Infantile tantrums and maternal tsk tsks were in abundance for the first couple of days in our familial captivity. The two of us recognized and acknowledged the burdensomeness of our emotional breakdowns and the possibility of obtaining satisfaction. Since I was past the critical stages regarding home healthcare assistance, what was of importance now was getting to my follow-up doctor appointments. Maw had some upcoming appointments as well.
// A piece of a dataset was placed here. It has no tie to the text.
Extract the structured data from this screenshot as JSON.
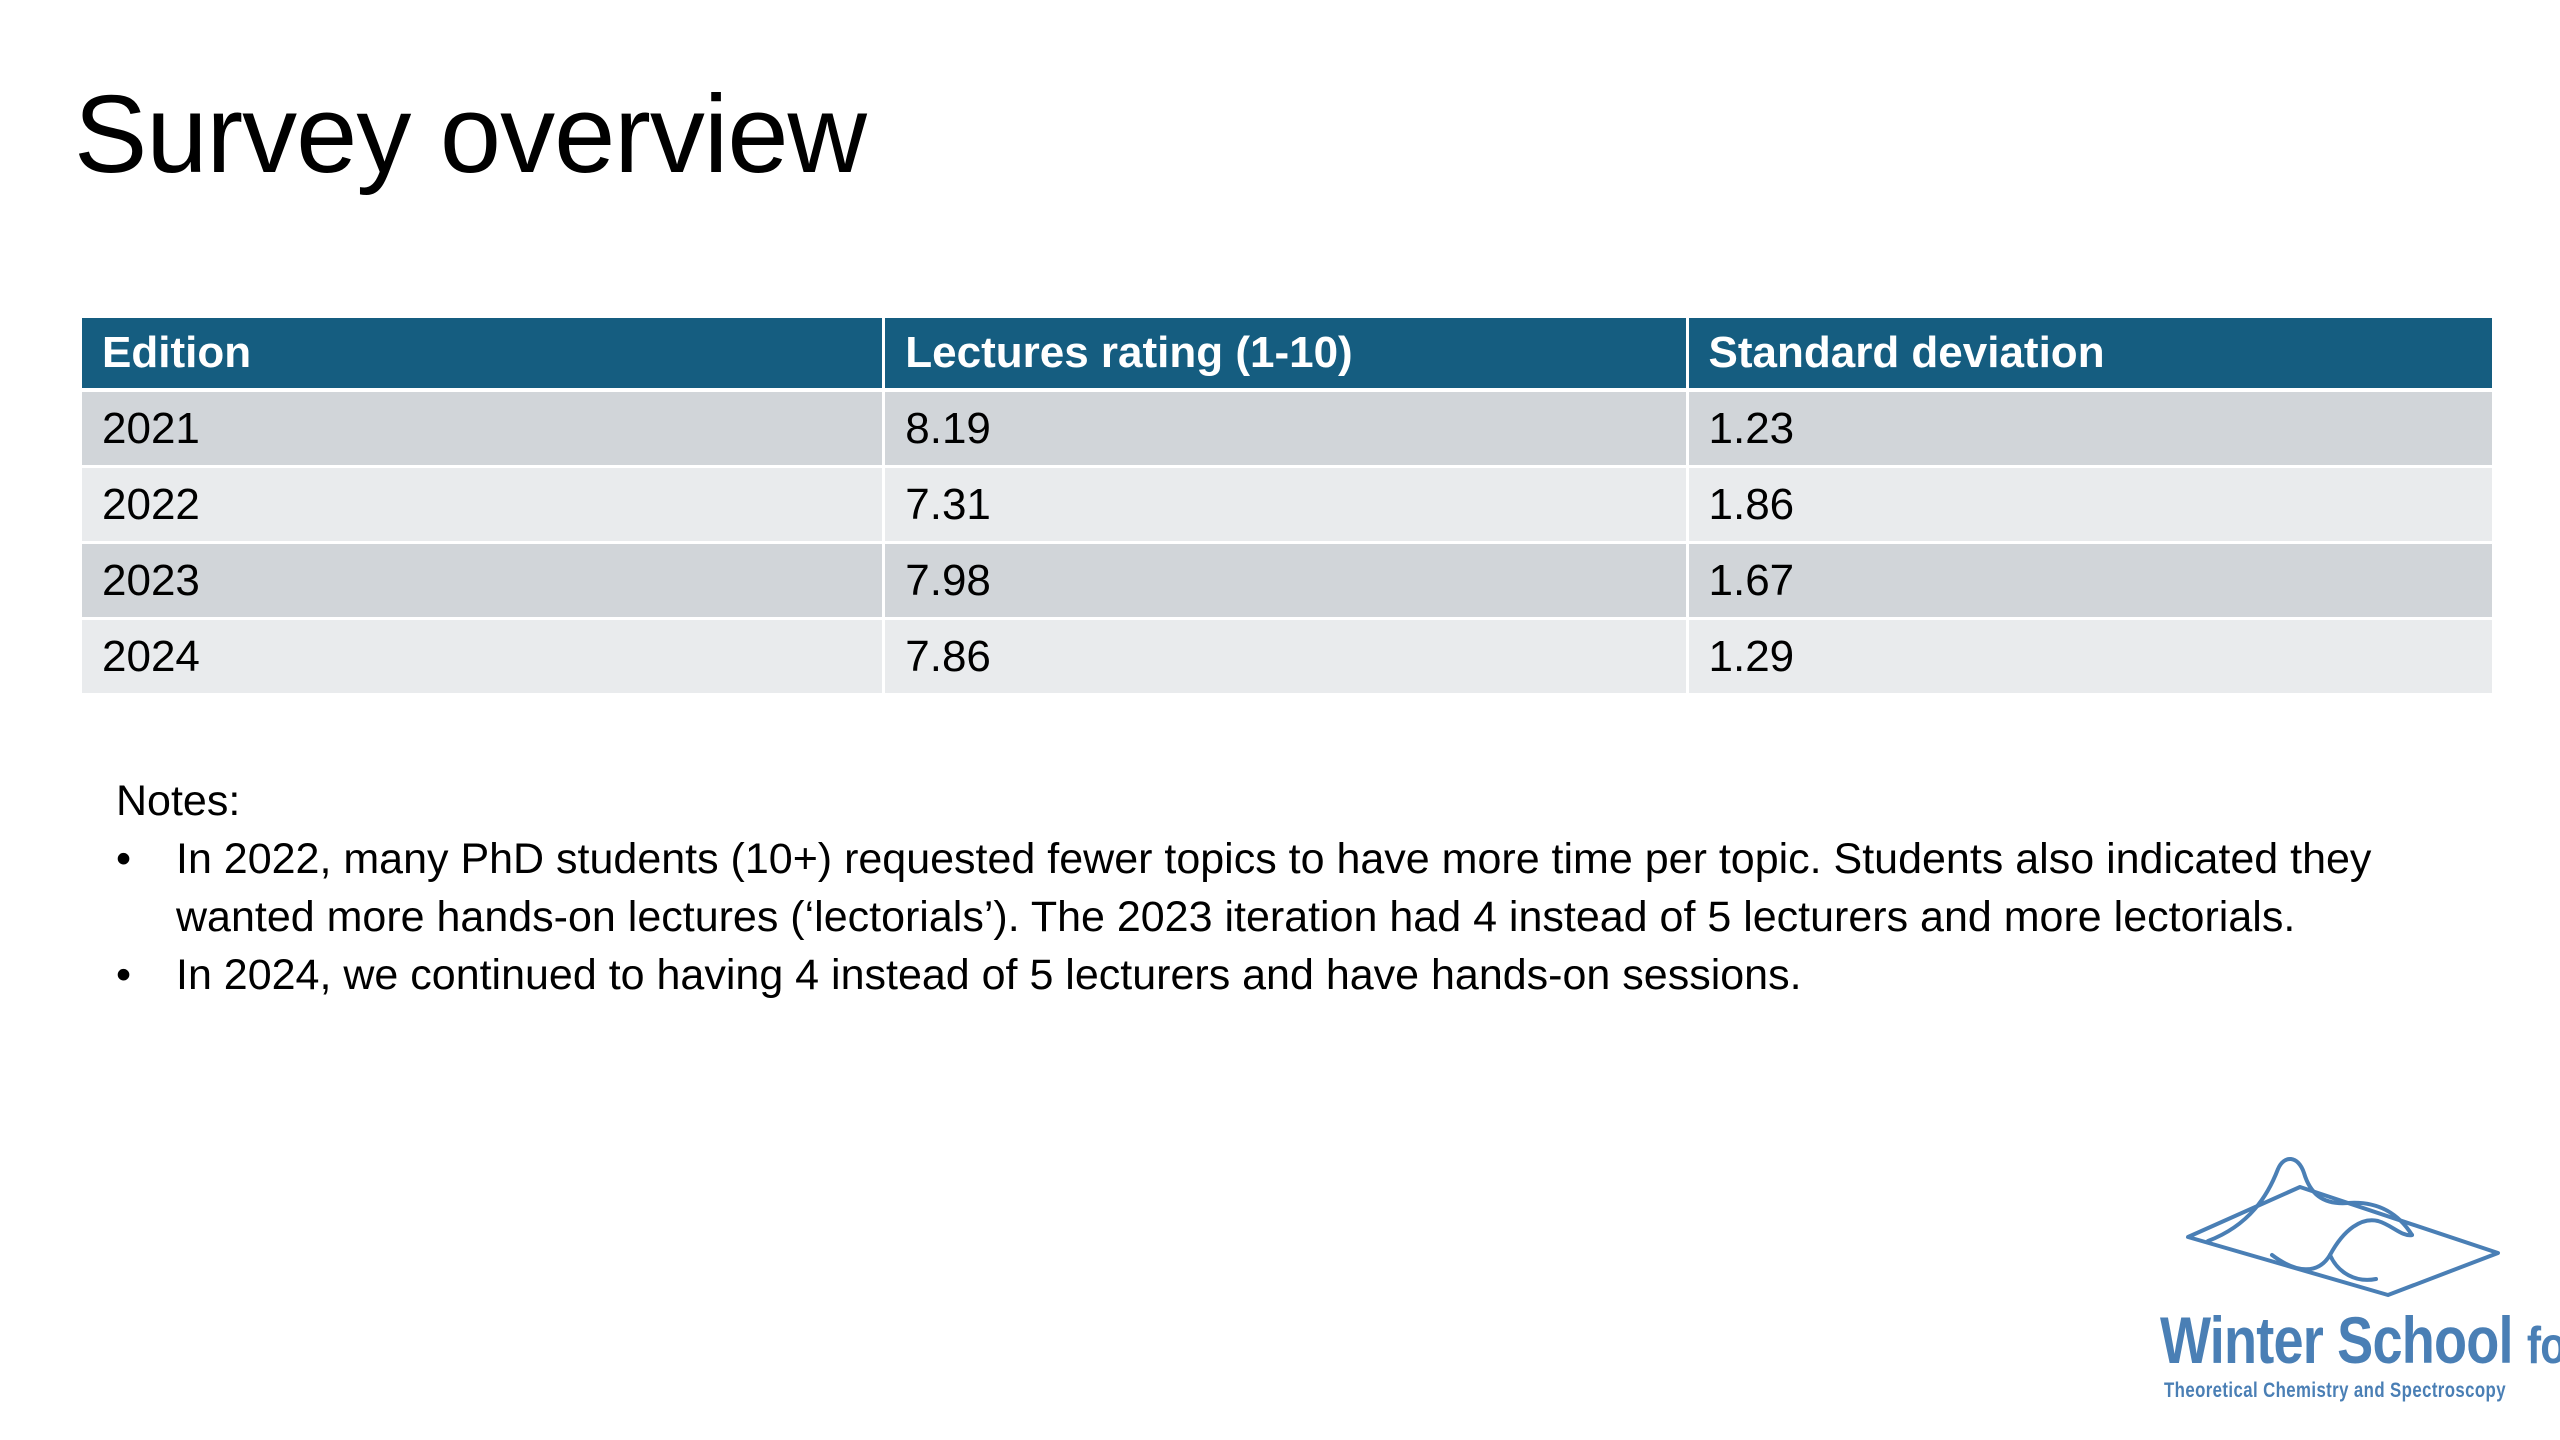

We coordinated our calendars (aka scheduled conflicts) to determine when she would need to be here with me for consecutive days.
With time spent dining on culinary musing repeaters (and Maw drinking her power protein powder fruit smoothies), we set aside an evening to partake of Continental To-Go from the Orient (aka Chinese Takeout) for dinner.
We ordered menu items that were familiar to us, menu items that she and I have eaten for over thirty-eight years:
- Shrimp Roll
- Egg Roll Pork
- Shrimp Egg Foo Young
- Moo Shu Pork
- Barbecued Spare Ribs
- Fried Noodles
- Duck Sauce
- Pepper Oil
- Fortune Cookies
Continental To-Go from the Orient
The only disappointment was that there were no almond cookies available. I forgot to request hot mustard. Nevertheless, that night, Maw and I were fully sated--with leftovers for lunch the next day.